Joana Braga, uma das responsáveis da associação, explicou à bloquista que o centro se dedica essencialmente à reprodução da espécie, mas a associação tem também um “santuário” para os burros idosos, de quem os donos não se querem desfazer. Este “lar de idosos para burros” permite dar “um final de vida digno” a animais que “trabalhar muito”.
Em declarações aos jornalistas, Catarina Martins elogiou o trabalho desta associação e destacou a necessidade de a Europa não se esquecer destes projetos no mundo rural.
“Para nós é muito importante que o interior não fique permanentemente com os custos ambientais de projetos que são feitos e acabam por criar até dificuldades às populações, ou que não fique sistematicamente condenado ao despovoamento”, disse Catarina Martins.
“Isto é o melhor que nós temos e nós queremos chamar a atenção para isso. Estamos aqui com associações que dão emprego nesta zona a veterinários, a biólogos, a linguistas, a pessoas das mais variadas áreas, da cultura e da ciência. Estão aqui no interior e é disto que nós precisamos. Aquilo que nós viemos cá dizer foi o seguinte: se há algo que os fundos europeus devem fazer pelo território português é precisamente os projetos, o investimento nestes projetos, que permitem criar emprego, condições de vida, ao mesmo tempo que trazem biodiversidade e cultura. Isso é extraordinário e esta é a nossa aposta”, assinalou Catarina Martins.
“Muitas vezes, habituámo-nos a falar do interior sempre como um sítio condenado ao despovoamento, condenado aos danos ambientais de grandes projetos que são pensados para o interior e acabam por prejudicar as populações. O que nós dizemos é não, vamos fazer as coisas de outra maneira. Vamos aprender com o melhor que existe”, afirmou ainda.
Destacando que o trabalho de conservação do burro de Miranda permitiu manter a espécie, Catarina Martins lembrou também a importância destes projetos para a segurança do território, para a “companhia da população”, mas também para o emprego.

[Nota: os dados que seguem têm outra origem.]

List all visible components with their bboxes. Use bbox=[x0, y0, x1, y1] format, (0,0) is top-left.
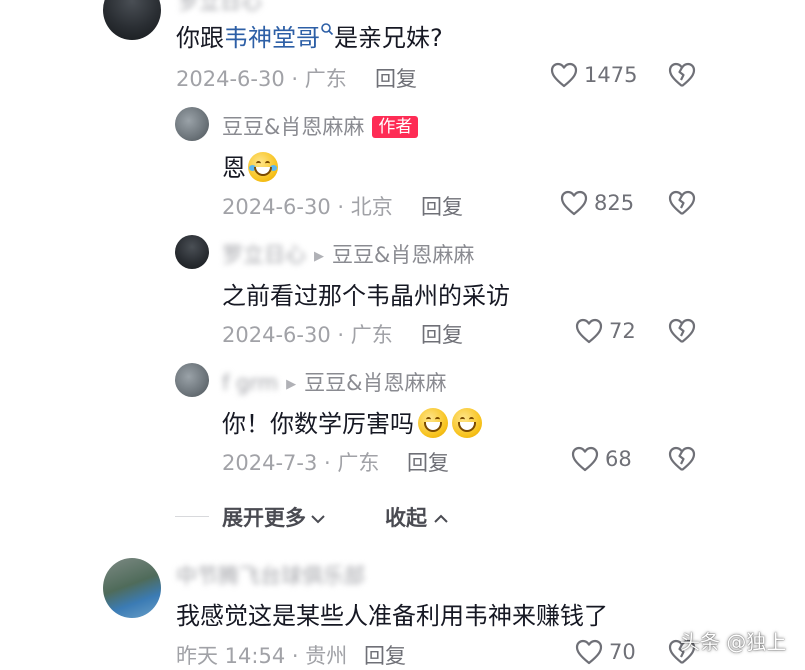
reply-button[interactable]: 回复 bbox=[421, 319, 463, 349]
comment-text-prefix: 你跟 bbox=[176, 24, 224, 52]
like-count: 68 bbox=[605, 447, 632, 471]
reply-to-name[interactable]: 豆豆&肖恩麻麻 bbox=[304, 371, 446, 395]
collapse-label: 收起 bbox=[385, 506, 427, 530]
reply-author-name[interactable]: f grm bbox=[222, 371, 278, 395]
heart-outline-icon bbox=[575, 318, 603, 344]
reply-text: 之前看过那个韦晶州的采访 bbox=[222, 282, 510, 310]
reply-text-content: 你！你数学厉害吗 bbox=[222, 410, 414, 438]
like-count: 825 bbox=[594, 191, 635, 215]
broken-heart-icon bbox=[668, 318, 696, 343]
dislike-button[interactable] bbox=[668, 318, 696, 348]
reply-date-location: 2024-6-30 · 广东 bbox=[222, 323, 393, 347]
reply-author-name[interactable]: 豆豆&肖恩麻麻 bbox=[222, 115, 364, 139]
heart-outline-icon bbox=[550, 62, 578, 88]
like-button[interactable]: 70 bbox=[575, 639, 636, 665]
reply-button[interactable]: 回复 bbox=[375, 63, 417, 93]
avatar[interactable] bbox=[103, 558, 161, 618]
reply-button[interactable]: 回复 bbox=[421, 191, 463, 221]
like-count: 70 bbox=[609, 640, 636, 664]
comment-text: 我感觉这是某些人准备利用韦神来赚钱了 bbox=[176, 602, 608, 630]
avatar[interactable] bbox=[175, 235, 209, 269]
like-count: 1475 bbox=[584, 63, 638, 87]
expand-more-label: 展开更多 bbox=[222, 506, 306, 530]
reply-text-content: 恩 bbox=[222, 154, 246, 182]
like-button[interactable]: 825 bbox=[560, 190, 634, 216]
reply-date-location: 2024-7-3 · 广东 bbox=[222, 451, 380, 475]
broken-heart-icon bbox=[668, 62, 696, 87]
dislike-button[interactable] bbox=[668, 446, 696, 476]
like-button[interactable]: 72 bbox=[575, 318, 636, 344]
reply-text: 你！你数学厉害吗 bbox=[222, 404, 482, 439]
like-button[interactable]: 1475 bbox=[550, 62, 637, 88]
collapse-button[interactable]: 收起 bbox=[385, 502, 449, 532]
broken-heart-icon bbox=[668, 446, 696, 471]
play-triangle-icon: ▶ bbox=[286, 377, 297, 392]
comment-author-partial[interactable]: 罗立日心 bbox=[178, 0, 262, 16]
expand-more-button[interactable]: 展开更多 bbox=[222, 502, 326, 532]
dislike-button[interactable] bbox=[668, 62, 696, 92]
avatar[interactable] bbox=[103, 0, 161, 40]
grinning-emoji-icon bbox=[452, 408, 482, 438]
search-icon[interactable] bbox=[320, 22, 334, 36]
laughing-tears-emoji-icon bbox=[248, 152, 278, 182]
like-button[interactable]: 68 bbox=[571, 446, 632, 472]
reply-author[interactable]: 豆豆&肖恩麻麻 作者 bbox=[222, 111, 419, 141]
reply-author-name[interactable]: 罗立日心 bbox=[222, 243, 306, 267]
reply-text: 恩 bbox=[222, 148, 278, 183]
search-link[interactable]: 韦神堂哥 bbox=[224, 24, 320, 52]
reply-date-location: 2024-6-30 · 北京 bbox=[222, 195, 393, 219]
comment-date-location: 2024-6-30 · 广东 bbox=[176, 67, 347, 91]
grinning-emoji-icon bbox=[418, 408, 448, 438]
avatar[interactable] bbox=[175, 107, 209, 141]
comment-text-suffix: 是亲兄妹? bbox=[334, 24, 443, 52]
heart-outline-icon bbox=[560, 190, 588, 216]
avatar[interactable] bbox=[175, 363, 209, 397]
reply-author-line: f grm ▶ 豆豆&肖恩麻麻 bbox=[222, 367, 447, 397]
author-tag-badge: 作者 bbox=[372, 116, 419, 138]
thread-divider bbox=[175, 516, 209, 517]
reply-author-line: 罗立日心 ▶ 豆豆&肖恩麻麻 bbox=[222, 239, 474, 269]
watermark: 头条 @独上 bbox=[680, 630, 787, 654]
heart-outline-icon bbox=[571, 446, 599, 472]
comment-author[interactable]: 中节腾飞台球俱乐部 bbox=[176, 560, 365, 590]
broken-heart-icon bbox=[668, 190, 696, 215]
chevron-down-icon bbox=[311, 515, 325, 524]
reply-to-name[interactable]: 豆豆&肖恩麻麻 bbox=[332, 243, 474, 267]
reply-button[interactable]: 回复 bbox=[407, 447, 449, 477]
like-count: 72 bbox=[609, 319, 636, 343]
heart-outline-icon bbox=[575, 639, 603, 665]
chevron-up-icon bbox=[434, 514, 448, 523]
dislike-button[interactable] bbox=[668, 190, 696, 220]
comment-text: 你跟韦神堂哥 是亲兄妹? bbox=[176, 18, 443, 53]
play-triangle-icon: ▶ bbox=[314, 249, 324, 264]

“Estamos a falar do emprego qualificado, na biologia, até na linguística, aqui com as questões do mirandês que são tão importantes. Estes projetos têm tudo a ganhar com o desenho dos fundos europeus. Para nós, os fundos europeus devem ser desenhados tendo em conta todo o território e tendo em conta o povoamento do interior, em projetos que estão ligados à biodiversidade, à cultura e que, com isso, garantem emprego qualificado, garantem qualidade de vida e segurança do território”, defendeu.
“Às vezes fala-se dos projetos europeus, dos fundos europeus, como uns milhões que chegam num instante, faz-se um negócio qualquer de betão que, depois de inaugurado, não se sabe muito bem o que é que se há de fazer com ele. Nós propomos outra forma de olhar para o interior. É que os fundos europeus sejam, sobretudo, para projetos como estes”, acrescentou.
Em conversa com Catarina Martins, o veterinário Miguel Nóvoa lembrou, por exemplo, como os burros têm contribuído para a diminuição do risco de incêndios através da “brigada florestal animal”, um “conjunto de burros usado para reduzir risco de incêndios”.